Doubts about authorship extended beyond algorithms to the author’s provenance. Organisers and observers attempted outreach; Nazir did not reply to messages sent to an email address listed on a Facebook account. The same Facebook page and a LinkedIn profile for a Jamir Nazir in Trinidad and Tobago were also scanned with Pangram and flagged. At the same time, a 2018 Trinidad Guardian article about a self‑published poetry collection titled Night Moon Love includes a photograph of Nazir, suggesting a human author behind the name and complicating straightforward conclusions.

The Commonwealth Foundation and Granta have acknowledged the public discussion and issued statements defending the contest’s process. Razmi Farook, director‑general of the Commonwealth Foundation, said the organisation is aware of the debate and “committed to responding…with care and transparency,” pointing to the prize’s multi‑round judging system and the involvement of selected expert judges. Farook also explained that the foundation does not currently use AI detection tools on unpublished fiction because scanning entrants’ work raises consent and artistic‑ownership concerns.

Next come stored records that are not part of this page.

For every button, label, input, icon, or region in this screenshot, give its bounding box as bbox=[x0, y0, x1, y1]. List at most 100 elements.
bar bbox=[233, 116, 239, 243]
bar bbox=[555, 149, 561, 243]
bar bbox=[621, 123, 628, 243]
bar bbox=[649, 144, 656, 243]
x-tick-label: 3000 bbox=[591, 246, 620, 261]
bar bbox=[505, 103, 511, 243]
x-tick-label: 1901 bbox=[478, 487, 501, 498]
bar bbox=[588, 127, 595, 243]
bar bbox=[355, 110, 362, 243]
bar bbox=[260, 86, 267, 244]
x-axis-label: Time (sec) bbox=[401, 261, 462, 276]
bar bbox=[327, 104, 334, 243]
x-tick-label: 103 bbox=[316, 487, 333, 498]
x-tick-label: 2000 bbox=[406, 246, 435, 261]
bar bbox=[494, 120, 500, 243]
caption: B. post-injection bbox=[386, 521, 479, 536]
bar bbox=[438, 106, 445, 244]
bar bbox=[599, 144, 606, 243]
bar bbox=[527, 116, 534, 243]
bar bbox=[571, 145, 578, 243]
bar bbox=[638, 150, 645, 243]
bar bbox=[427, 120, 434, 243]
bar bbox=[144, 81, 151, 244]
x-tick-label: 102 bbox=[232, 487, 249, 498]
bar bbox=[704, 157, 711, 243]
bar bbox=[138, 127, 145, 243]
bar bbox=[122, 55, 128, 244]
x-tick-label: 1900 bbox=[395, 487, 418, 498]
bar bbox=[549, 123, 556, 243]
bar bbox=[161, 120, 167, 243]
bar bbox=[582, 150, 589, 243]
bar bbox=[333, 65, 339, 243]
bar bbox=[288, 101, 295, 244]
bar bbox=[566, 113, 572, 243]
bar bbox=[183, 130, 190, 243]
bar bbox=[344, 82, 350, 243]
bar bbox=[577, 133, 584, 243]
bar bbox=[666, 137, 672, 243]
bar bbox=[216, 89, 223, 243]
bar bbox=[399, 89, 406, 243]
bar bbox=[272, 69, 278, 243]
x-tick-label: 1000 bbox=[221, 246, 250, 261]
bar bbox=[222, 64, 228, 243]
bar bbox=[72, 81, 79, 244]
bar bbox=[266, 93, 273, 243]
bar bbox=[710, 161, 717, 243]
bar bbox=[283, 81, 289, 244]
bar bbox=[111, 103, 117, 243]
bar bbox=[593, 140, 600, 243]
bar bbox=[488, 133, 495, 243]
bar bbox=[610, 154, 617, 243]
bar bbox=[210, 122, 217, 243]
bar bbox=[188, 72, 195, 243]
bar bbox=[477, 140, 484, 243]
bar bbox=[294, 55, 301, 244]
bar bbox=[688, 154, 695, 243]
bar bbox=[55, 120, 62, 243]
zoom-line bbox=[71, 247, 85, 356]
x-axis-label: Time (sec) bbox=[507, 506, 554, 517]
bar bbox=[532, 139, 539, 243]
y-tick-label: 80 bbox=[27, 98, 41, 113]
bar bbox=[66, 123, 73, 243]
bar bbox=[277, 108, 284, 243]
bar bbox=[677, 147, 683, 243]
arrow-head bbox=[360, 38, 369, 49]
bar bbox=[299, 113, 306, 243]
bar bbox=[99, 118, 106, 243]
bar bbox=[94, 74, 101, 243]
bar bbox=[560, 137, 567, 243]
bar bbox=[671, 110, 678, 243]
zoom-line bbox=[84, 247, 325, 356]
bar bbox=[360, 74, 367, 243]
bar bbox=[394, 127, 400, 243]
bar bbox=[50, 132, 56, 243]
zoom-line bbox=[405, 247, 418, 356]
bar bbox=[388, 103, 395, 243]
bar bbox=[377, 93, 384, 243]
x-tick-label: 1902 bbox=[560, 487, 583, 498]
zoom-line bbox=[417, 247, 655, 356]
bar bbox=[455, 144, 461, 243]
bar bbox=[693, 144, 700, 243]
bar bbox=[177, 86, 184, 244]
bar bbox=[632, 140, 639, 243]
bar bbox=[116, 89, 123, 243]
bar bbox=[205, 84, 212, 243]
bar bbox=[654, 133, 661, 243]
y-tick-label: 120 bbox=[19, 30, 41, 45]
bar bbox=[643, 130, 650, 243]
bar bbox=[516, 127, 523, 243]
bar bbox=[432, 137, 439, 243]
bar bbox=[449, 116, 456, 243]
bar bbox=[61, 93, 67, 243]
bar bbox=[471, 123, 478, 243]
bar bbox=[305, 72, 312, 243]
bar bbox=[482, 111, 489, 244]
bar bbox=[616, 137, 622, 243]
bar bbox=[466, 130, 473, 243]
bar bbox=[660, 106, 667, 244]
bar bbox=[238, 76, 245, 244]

The episode highlights practical trade‑offs facing publishers and competitions: readers and researchers are increasingly turning to detection tools such as Pangram, but contest rules, consent issues and the imperfect nature of detectors complicate formal adoption. With the overall prize winner still to be announced next month, the controversy may prompt organisers to rethink adjudication, disclosure and how-or whether — detection technologies are integrated into literary workflows.